Re: "The future of the pre-reg year" and "Feel like a bet?"

The simple fact is they don’t! In NSW we have intern pharmacists with placements in community, hospitals, industry, military  and universities. All that the institution or body has to show is that they can allow the intern pharmacist to develop the competencies required to practice as a registered pharmacist. I can’t speak for other states but can see no reason why this could not happen there. I believe there would be opportunities in Divisions of General Practice and in Aboriginal health as well to name a few.

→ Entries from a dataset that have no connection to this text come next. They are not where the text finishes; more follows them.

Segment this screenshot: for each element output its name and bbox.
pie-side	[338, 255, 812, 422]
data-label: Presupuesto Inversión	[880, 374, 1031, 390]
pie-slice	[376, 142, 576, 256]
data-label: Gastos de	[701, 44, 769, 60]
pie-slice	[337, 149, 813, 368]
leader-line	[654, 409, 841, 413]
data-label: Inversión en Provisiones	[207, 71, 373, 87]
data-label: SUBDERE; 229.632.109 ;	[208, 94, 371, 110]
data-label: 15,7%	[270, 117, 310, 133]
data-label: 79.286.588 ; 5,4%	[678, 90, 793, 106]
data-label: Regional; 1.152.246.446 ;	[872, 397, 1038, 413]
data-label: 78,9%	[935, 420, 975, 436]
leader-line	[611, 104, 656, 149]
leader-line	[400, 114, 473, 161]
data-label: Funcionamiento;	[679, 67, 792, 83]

I hope the horses don’t have the same blinkers on that you do. Firstly, a confession; I part own a Priceline Pharmacy with my daughter. I run it ethically, don’t advertise discount prices for any medicines in contravention of TGA protocols; don’t treat any medicine as a mere “ordinary item of commerce” and don’t advertise “discounts off prescriptions”. I don’t believe having a pharmacy name on a horserace does either. Perhaps you read too much into the allowance for apprentice jockeys and thought they were going to get a special deal on something in the pharmacy.

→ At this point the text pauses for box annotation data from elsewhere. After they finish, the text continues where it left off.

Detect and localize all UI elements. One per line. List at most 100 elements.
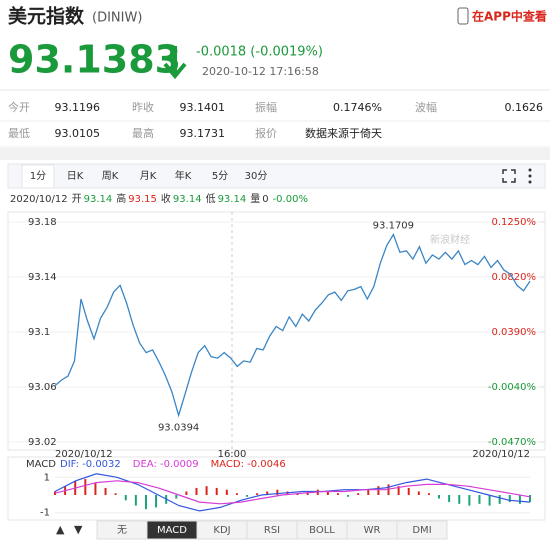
code: (DINIW) xyxy=(92,11,142,26)
stat-label: 振幅 xyxy=(255,100,277,114)
tab[interactable]: 日K xyxy=(67,171,84,182)
watermark: 新浪财经 xyxy=(430,233,470,246)
macd-bar xyxy=(215,487,218,495)
macd-bar xyxy=(246,495,249,497)
macd-bar xyxy=(347,495,350,497)
macd-legend: DIF: -0.0032 xyxy=(60,459,121,470)
tab[interactable]: 年K xyxy=(175,169,192,182)
x-tick-label: 2020/10/12 xyxy=(472,449,530,460)
info-text: 量 xyxy=(250,193,260,205)
low-label: 93.0394 xyxy=(158,422,199,433)
indicator-tab-bg xyxy=(396,520,448,540)
indicator-tab[interactable]: RSI xyxy=(264,525,280,536)
info-text: 93.14 xyxy=(173,194,202,205)
indicator-tab[interactable]: DMI xyxy=(412,525,431,536)
info-text: 93.14 xyxy=(84,194,113,205)
chart-frame xyxy=(7,211,546,451)
tab[interactable]: 月K xyxy=(140,170,157,182)
time: 2020-10-12 17:16:58 xyxy=(202,65,319,78)
macd-bar xyxy=(336,493,339,495)
indicator-tab[interactable]: KDJ xyxy=(213,525,230,536)
macd-bar xyxy=(417,491,420,495)
fullscreen-icon[interactable] xyxy=(502,169,516,183)
macd-bar xyxy=(124,495,127,501)
scroll-up[interactable]: ▲ xyxy=(56,523,65,536)
title: 美元指数 xyxy=(8,5,85,28)
info-text: 高 xyxy=(116,192,126,205)
macd-bar xyxy=(185,491,188,495)
macd-bar xyxy=(276,489,279,495)
macd-bar xyxy=(427,493,430,495)
y2-tick-label: 0.1250% xyxy=(492,217,537,228)
macd-legend: MACD: -0.0046 xyxy=(211,459,286,470)
tab[interactable]: 30分 xyxy=(245,170,268,182)
price-line xyxy=(54,233,531,418)
stat-value: 93.1401 xyxy=(180,101,226,114)
info-text: 93.15 xyxy=(128,194,157,205)
y-tick-label: 93.14 xyxy=(28,272,57,283)
macd-title: MACD xyxy=(26,459,56,470)
info-text: 0 xyxy=(262,194,268,205)
macd-bar xyxy=(84,479,87,495)
app-link[interactable]: 在APP中查看 xyxy=(472,9,547,24)
stat-label: 最高 xyxy=(132,126,154,140)
info-text: 低 xyxy=(206,192,216,205)
high-label: 93.1709 xyxy=(373,221,414,232)
tab-bar xyxy=(7,163,546,189)
macd-bar xyxy=(468,495,471,506)
stat-label: 昨收 xyxy=(132,100,154,114)
y-tick-label: 93.02 xyxy=(28,437,57,448)
macd-tick: -1 xyxy=(40,508,50,519)
change: -0.0018 (-0.0019%) xyxy=(196,45,323,60)
stat-value: 0.1746% xyxy=(333,101,382,114)
indicator-tab[interactable]: WR xyxy=(364,525,381,536)
macd-bar xyxy=(134,495,137,506)
stat-label: 最低 xyxy=(8,127,30,140)
y2-tick-label: -0.0470% xyxy=(488,437,536,448)
macd-bar xyxy=(235,493,238,495)
macd-bar xyxy=(367,489,370,495)
macd-bar xyxy=(175,495,178,499)
stat-value: 93.1731 xyxy=(180,127,226,140)
down-arrow xyxy=(163,46,187,80)
stat-label: 报价 xyxy=(255,126,277,140)
macd-legend: DEA: -0.0009 xyxy=(133,459,199,470)
macd-bar xyxy=(225,489,228,495)
macd-bar xyxy=(195,487,198,495)
macd-bar xyxy=(54,491,56,495)
indicator-tab[interactable]: MACD xyxy=(157,525,187,536)
macd-bar xyxy=(438,495,441,499)
macd-tick: 1 xyxy=(44,472,50,483)
indicator-tab[interactable]: BOLL xyxy=(309,525,335,536)
macd-bar xyxy=(478,495,481,504)
info-text: -0.00% xyxy=(273,194,308,205)
indicator-tab[interactable]: 无 xyxy=(117,525,127,536)
macd-bar xyxy=(94,482,97,495)
macd-bar xyxy=(114,493,117,495)
stat-value: 数据来源于倚天 xyxy=(305,126,382,140)
stat-value: 93.0105 xyxy=(55,127,101,140)
macd-bar xyxy=(498,495,501,504)
macd-bar xyxy=(144,495,147,510)
macd-bar xyxy=(508,495,511,503)
dea-line xyxy=(54,480,531,505)
stat-value: 0.1626 xyxy=(505,101,544,114)
scroll-down[interactable]: ▼ xyxy=(74,523,83,536)
x-tick-label: 16:00 xyxy=(218,449,247,460)
macd-bar xyxy=(205,486,208,495)
macd-bar xyxy=(266,491,269,495)
y-tick-label: 93.18 xyxy=(28,217,57,228)
macd-bar xyxy=(357,493,360,495)
stat-label: 今开 xyxy=(8,100,30,114)
y2-tick-label: 0.0390% xyxy=(492,327,537,338)
tab[interactable]: 1分 xyxy=(30,170,46,182)
price: 93.1383 xyxy=(8,38,181,82)
y2-tick-label: 0.0820% xyxy=(492,272,537,283)
stat-value: 93.1196 xyxy=(55,101,101,114)
tab[interactable]: 周K xyxy=(102,170,119,182)
menu-icon[interactable] xyxy=(528,168,532,184)
macd-frame xyxy=(7,456,546,521)
tab[interactable]: 5分 xyxy=(212,170,228,182)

You may find it distasteful for any pharmacy to advertise  at the races, but unfortunately you can’t legislate for taste. We went into a Priceline franchise so that we didn’t have to worry about spending our time engaged in front of dispensary activities, that could be well managed by a non-pharmacist management and our franchisor, thus freeing us up to do our work as pharmacists more professionally. Many of my Priceline pharmacist colleagues  approached the concept with the same reasoning.

As pharmacists my daughter and I were concerned that with the PBS monopsony of the federal government there would continue to be a financial squeeze on that part of our professional practice subsidised by the PBS. We gladly use the increased profitability of the front of the dispensary  since joining Priceline to subsidise our professional services, particularly our palliative care specialty practice. Management of Priceline, our franchisor, has been exemplary in that there has been no hint of intrusion into our professionally activity and neither should there be.

Our clients are delighted with our change to a Priceline Pharmacy franchise; our pharmacists are delighted with the opportunity for increased scope for their professional practice and I get up every morning looking forward to going to work.